The robotics craze has hit schools, libraries, and community groups across the nation. It’s no different in Johnston, with more and more students gearing up to build, program, and compete in a variety of robotic clubs.

As robots make their way into mainstream culture, homes, and lives, there is a need for youngsters to understand just what makes these machines go (and stop, in most cases). Johnston High School art teacher Andrew McCormick has long been a robotics enthusiast and coaches a number of district-supported teams.

“In Johnston, we have two tiers of robotics teams,” said McCormick. “The Johnston Community Education program supports five FIRST Lego League teams, composed of fourth through seventh graders. The district then supports three FIRST Tech Challenge teams for students in grades seven through twelve. It’s a little complicated, but comes down to area youth having a ton of interest in robots.”

FIRST Lego League (FLL)

The FLL teams, supported by Johnston Community Education, are open to younger youth in the area, ideally in grades 4-7. Parent volunteers serve as the coaches and everyone pays a registration fee for the season.

There are currently five FLL teams through JCE.  Students study, build, and program robots in the late fall months, then compete at a large regional qualifying tournament in the winter. Last year, Johnston High School hosted a regional tournament and McCormick said area FLL teams will once again return to JHS.

“We have seen – and continue to gain – a lot of interest in FLL,” McCormick said. “Kids are so enthusiastic and by this time in school, have likely had some sort of exposure to robotics programming. FLL provides a great outlet for them to explore a new hobby or build greater skills.”
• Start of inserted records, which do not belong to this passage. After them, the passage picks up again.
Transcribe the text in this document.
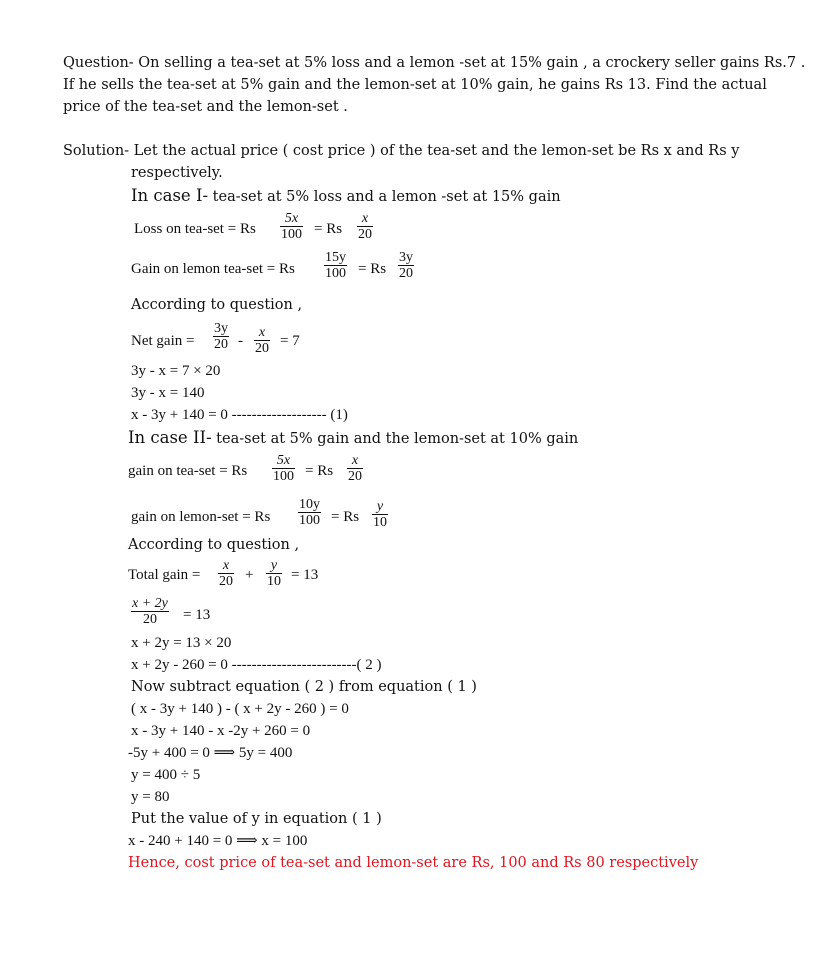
Question- On selling a tea-set at 5% loss and a lemon -set at 15% gain , a crockery seller gains Rs.7 .
If he sells the tea-set at 5% gain and the lemon-set at 10% gain, he gains Rs 13. Find the actual
price of the tea-set and the lemon-set .
Solution- Let the actual price ( cost price ) of the tea-set and the lemon-set be Rs x and Rs y
respectively.
In case I- tea-set at 5% loss and a lemon -set at 15% gain
Loss on tea-set = Rs $\frac{5x}{100} = Rs \frac{x}{20}$
Gain on lemon tea-set = Rs $\frac{15y}{100} = Rs \frac{3y}{20}$
According to question ,
Net gain = $\frac{3y}{20} - \frac{x}{20} = 7$
3y - x = 7 × 20
3y - x = 140
x - 3y + 140 = 0 ------------------- (1)
In case II- tea-set at 5% gain and the lemon-set at 10% gain
gain on tea-set = Rs $\frac{5x}{100} = Rs \frac{x}{20}$
gain on lemon-set = Rs $\frac{10y}{100} = Rs \frac{y}{10}$
According to question ,
Total gain = $\frac{x}{20} + \frac{y}{10} = 13$
$\frac{x + 2y}{20} = 13$
x + 2y = 13 × 20
x + 2y - 260 = 0 -------------------------( 2 )
Now subtract equation ( 2 ) from equation ( 1 )
( x - 3y + 140 ) - ( x + 2y - 260 ) = 0
x - 3y + 140 - x -2y + 260 = 0
-5y + 400 = 0 ⟹ 5y = 400
y = 400 ÷ 5
y = 80
Put the value of y in equation ( 1 )
x - 240 + 140 = 0 ⟹ x = 100
Hence, cost price of tea-set and lemon-set are Rs, 100 and Rs 80 respectively
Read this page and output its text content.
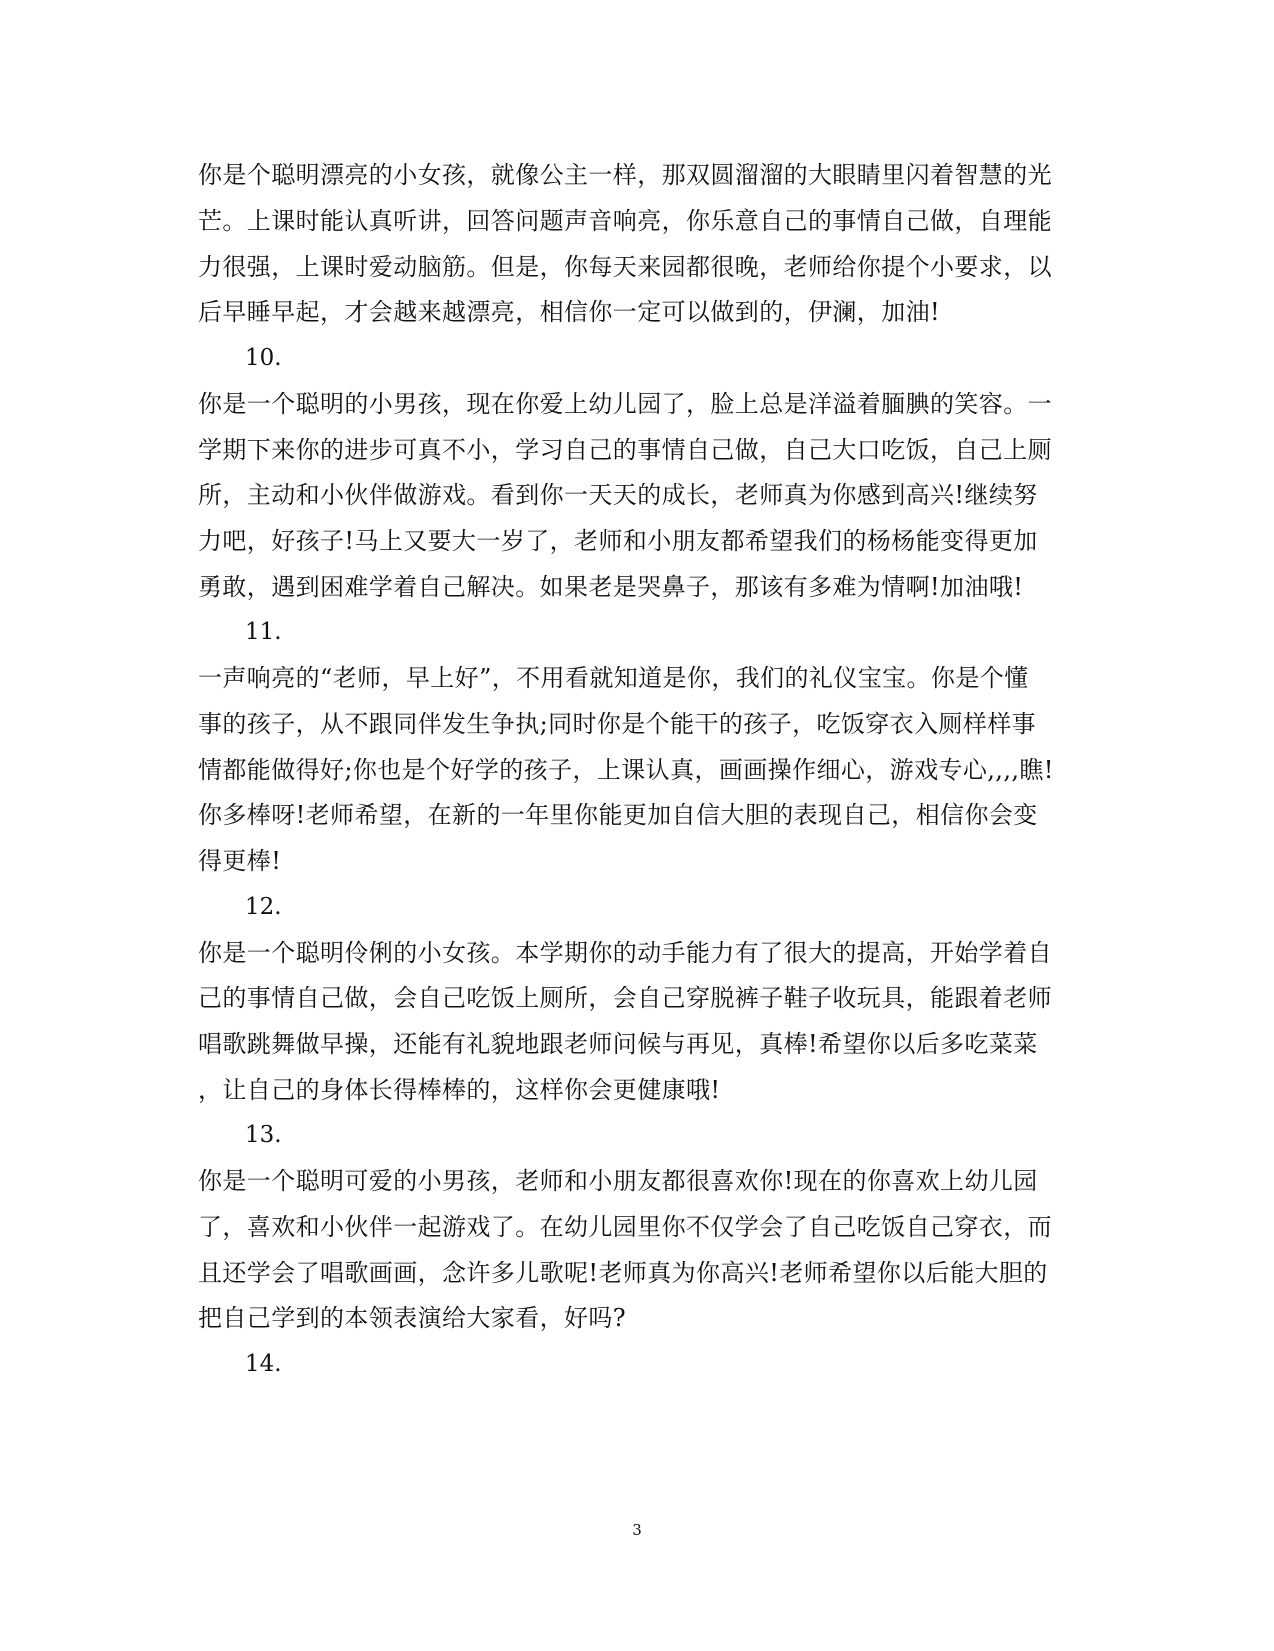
你是个聪明漂亮的小女孩，就像公主一样，那双圆溜溜的大眼睛里闪着智慧的光
芒。上课时能认真听讲，回答问题声音响亮，你乐意自己的事情自己做，自理能
力很强，上课时爱动脑筋。但是，你每天来园都很晚，老师给你提个小要求，以
后早睡早起，才会越来越漂亮，相信你一定可以做到的，伊澜，加油!
10.
你是一个聪明的小男孩，现在你爱上幼儿园了，脸上总是洋溢着腼腆的笑容。一
学期下来你的进步可真不小，学习自己的事情自己做，自己大口吃饭，自己上厕
所，主动和小伙伴做游戏。看到你一天天的成长，老师真为你感到高兴!继续努
力吧，好孩子!马上又要大一岁了，老师和小朋友都希望我们的杨杨能变得更加
勇敢，遇到困难学着自己解决。如果老是哭鼻子，那该有多难为情啊!加油哦!
11.
一声响亮的“老师，早上好”，不用看就知道是你，我们的礼仪宝宝。你是个懂
事的孩子，从不跟同伴发生争执;同时你是个能干的孩子，吃饭穿衣入厕样样事
情都能做得好;你也是个好学的孩子，上课认真，画画操作细心，游戏专心,,,,瞧!
你多棒呀!老师希望，在新的一年里你能更加自信大胆的表现自己，相信你会变
得更棒!
12.
你是一个聪明伶俐的小女孩。本学期你的动手能力有了很大的提高，开始学着自
己的事情自己做，会自己吃饭上厕所，会自己穿脱裤子鞋子收玩具，能跟着老师
唱歌跳舞做早操，还能有礼貌地跟老师问候与再见，真棒!希望你以后多吃菜菜
，让自己的身体长得棒棒的，这样你会更健康哦!
13.
你是一个聪明可爱的小男孩，老师和小朋友都很喜欢你!现在的你喜欢上幼儿园
了，喜欢和小伙伴一起游戏了。在幼儿园里你不仅学会了自己吃饭自己穿衣，而
且还学会了唱歌画画，念许多儿歌呢!老师真为你高兴!老师希望你以后能大胆的
把自己学到的本领表演给大家看，好吗?
14.
3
FIRST Tech Challenge (FTC)

Coach Andrew McCormick works with Mitch Dricoll, Anthony Wang , and Joe Cramer to trim surgical tubing for their competition robot.
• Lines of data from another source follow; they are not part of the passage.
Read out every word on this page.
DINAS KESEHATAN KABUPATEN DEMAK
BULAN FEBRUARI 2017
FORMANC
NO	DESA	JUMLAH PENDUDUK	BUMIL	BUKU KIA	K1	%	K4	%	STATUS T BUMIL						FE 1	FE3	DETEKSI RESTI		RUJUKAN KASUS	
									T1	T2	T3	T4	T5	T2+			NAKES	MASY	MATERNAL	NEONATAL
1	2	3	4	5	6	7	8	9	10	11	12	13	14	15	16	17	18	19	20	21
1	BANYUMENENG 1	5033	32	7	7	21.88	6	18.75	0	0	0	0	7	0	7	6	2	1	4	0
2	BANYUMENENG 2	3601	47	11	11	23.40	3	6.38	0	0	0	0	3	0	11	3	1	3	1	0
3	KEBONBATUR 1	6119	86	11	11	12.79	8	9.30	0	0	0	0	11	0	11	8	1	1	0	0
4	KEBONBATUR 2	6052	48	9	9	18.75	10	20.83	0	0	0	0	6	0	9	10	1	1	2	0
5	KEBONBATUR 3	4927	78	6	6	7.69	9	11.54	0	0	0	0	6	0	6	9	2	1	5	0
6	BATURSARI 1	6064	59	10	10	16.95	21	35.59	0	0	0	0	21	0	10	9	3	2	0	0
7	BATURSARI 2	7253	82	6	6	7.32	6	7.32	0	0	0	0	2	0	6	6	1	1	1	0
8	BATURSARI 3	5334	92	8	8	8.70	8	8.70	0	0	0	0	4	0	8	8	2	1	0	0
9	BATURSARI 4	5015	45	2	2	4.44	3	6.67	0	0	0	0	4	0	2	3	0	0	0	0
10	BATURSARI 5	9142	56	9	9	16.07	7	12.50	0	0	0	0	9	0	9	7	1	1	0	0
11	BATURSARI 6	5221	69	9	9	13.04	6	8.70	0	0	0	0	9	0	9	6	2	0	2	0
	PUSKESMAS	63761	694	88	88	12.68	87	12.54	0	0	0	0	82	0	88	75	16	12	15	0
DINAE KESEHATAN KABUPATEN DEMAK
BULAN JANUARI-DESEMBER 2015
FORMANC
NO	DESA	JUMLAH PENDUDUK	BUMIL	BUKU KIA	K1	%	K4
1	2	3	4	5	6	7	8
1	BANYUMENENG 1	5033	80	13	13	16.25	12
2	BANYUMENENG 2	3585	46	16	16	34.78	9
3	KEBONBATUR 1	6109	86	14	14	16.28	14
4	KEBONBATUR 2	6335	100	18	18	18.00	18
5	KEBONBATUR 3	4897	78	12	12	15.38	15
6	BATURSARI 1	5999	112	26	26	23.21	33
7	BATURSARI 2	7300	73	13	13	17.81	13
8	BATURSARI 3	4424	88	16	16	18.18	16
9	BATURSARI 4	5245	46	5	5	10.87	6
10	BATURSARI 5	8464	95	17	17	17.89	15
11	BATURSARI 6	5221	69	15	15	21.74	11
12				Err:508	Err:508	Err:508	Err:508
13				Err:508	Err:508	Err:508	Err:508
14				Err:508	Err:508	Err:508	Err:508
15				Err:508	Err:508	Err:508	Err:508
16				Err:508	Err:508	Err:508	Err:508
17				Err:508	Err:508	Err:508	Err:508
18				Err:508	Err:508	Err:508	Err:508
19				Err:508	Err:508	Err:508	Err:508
Coach Andrew McCormick works with Mitch Dricoll, Anthony Wang , and Joe Cramer to trim surgical tubing for their competition robot.
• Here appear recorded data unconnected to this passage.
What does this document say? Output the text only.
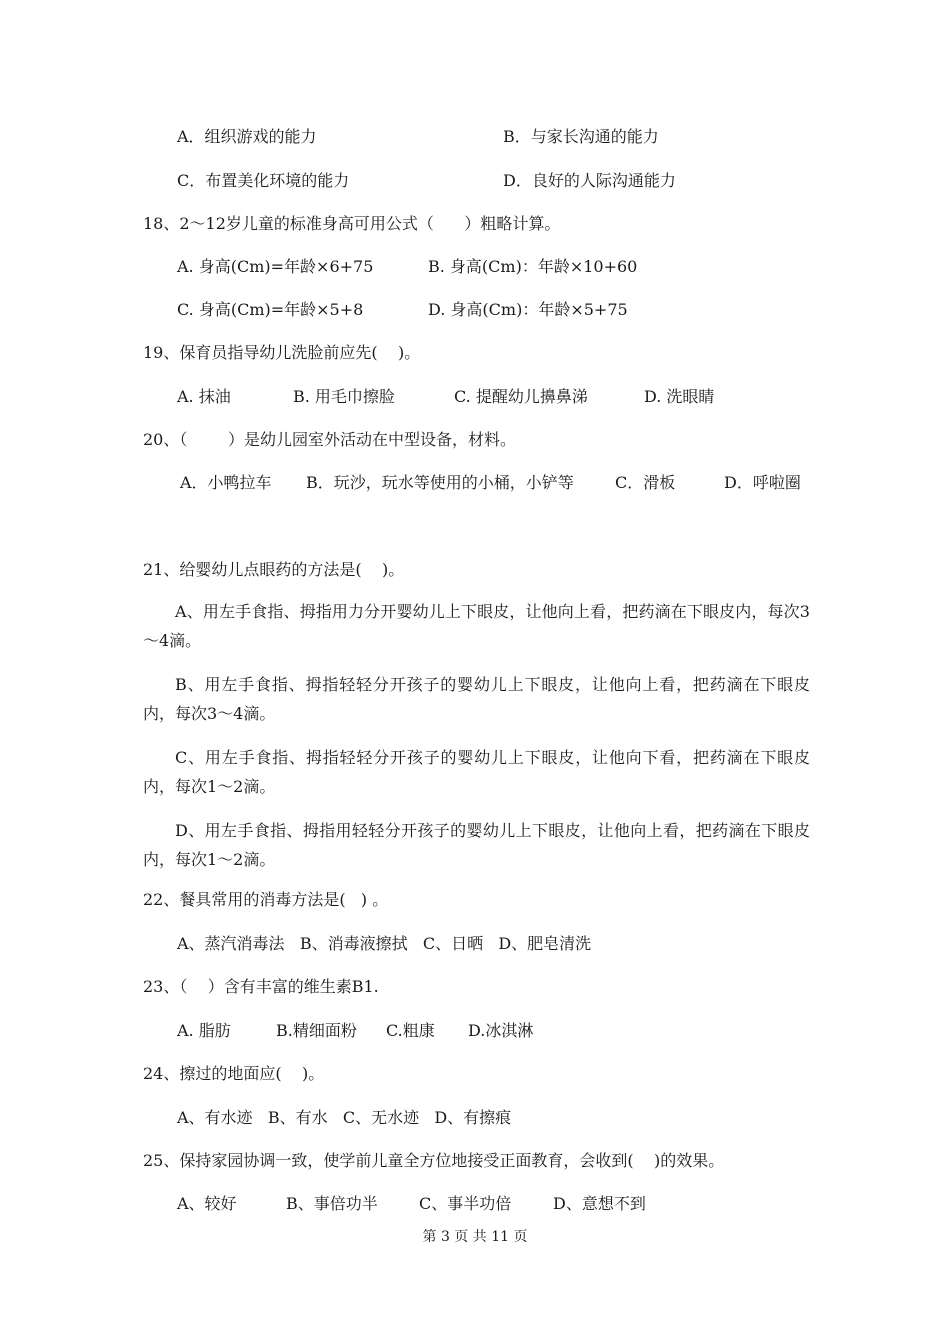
A．组织游戏的能力	B．与家长沟通的能力
C．布置美化环境的能力	D．良好的人际沟通能力
18、2～12岁儿童的标准身高可用公式（      ）粗略计算。
A. 身高(Cm)=年龄×6+75	B. 身高(Cm)：年龄×10+60
C. 身高(Cm)=年龄×5+8	D. 身高(Cm)：年龄×5+75
19、保育员指导幼儿洗脸前应先(    )。
A. 抹油	B. 用毛巾擦脸	C. 提醒幼儿擤鼻涕	D. 洗眼睛
20、（        ）是幼儿园室外活动在中型设备，材料。
A．小鸭拉车 B．玩沙，玩水等使用的小桶，小铲等	C．滑板	D．呼啦圈
21、给婴幼儿点眼药的方法是(    )。
A、用左手食指、拇指用力分开婴幼儿上下眼皮，让他向上看，把药滴在下眼皮内，每次3～4滴。
B、用左手食指、拇指轻轻分开孩子的婴幼儿上下眼皮，让他向上看，把药滴在下眼皮内，每次3～4滴。
C、用左手食指、拇指轻轻分开孩子的婴幼儿上下眼皮，让他向下看，把药滴在下眼皮内，每次1～2滴。
D、用左手食指、拇指用轻轻分开孩子的婴幼儿上下眼皮，让他向上看，把药滴在下眼皮内，每次1～2滴。
22、餐具常用的消毒方法是(   ) 。
A、蒸汽消毒法   B、消毒液擦拭   C、日晒   D、肥皂清洗
23、（    ）含有丰富的维生素B1.
A. 脂肪	B.精细面粉 C.粗康 D.冰淇淋
24、擦过的地面应(    )。
A、有水迹   B、有水   C、无水迹   D、有擦痕
25、保持家园协调一致，使学前儿童全方位地接受正面教育，会收到(    )的效果。
A、较好	B、事倍功半	C、事半功倍	D、意想不到
第 3 页 共 11 页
For older students, the FTC is a more intensive robotic club. McCormick said that due to high interest and limited resources, students first go through an interview process and are then placed on teams relative to their grade in school. This year, there are teams at JHS, JMS, and SMS, all coached by McCormick and fellow JHS teacher Jennifer Lehman. The teams all practice at JHS.

The FTC competition season runs from September to mid-January, with higher-level competitions taking place after the regular season ends. There are multiple competitions throughout the season; Johnston students are in a league with other metro school districts and typically travel within the metro for their meets.

“There is a lot of potential with the FTC teams,” said McCormick. “Right now, we have more student interest than we have resources in terms of coaches and space. With three teams, we’re comparable to other districts in the metro; we’re also seeing students come back year after year, which helps the depth of skills we have on any given team.”

Other Opportunities

In addition to the community education and district-sponsored teams, there are also some robotics teams that are run solely through individual community members or organizations, such as 4-H clubs. In total, McCormick said there are 69 students who participate in either FLL or FTC through the district and 70 youth who are on a community FLL or FTC team.

Johnston students can also join the Technology Student Association (TSA) when they get to Summit; TSA offers a variety of technology-inspired categories, including one for robotics, for team and individual competition. Johnston has TSA teams at JMS, and JHS. At the high school level, the Hyperstream club has some overlap with FTC, but primarily builds skills in the areas of cyber-security instead of robotics.

“It’s been great to see the district and community respond to a growing interest in robotics and other STEM fields,” said McCormick. “We know there is still more to come and hope to see more resources dedicated to building these programs.”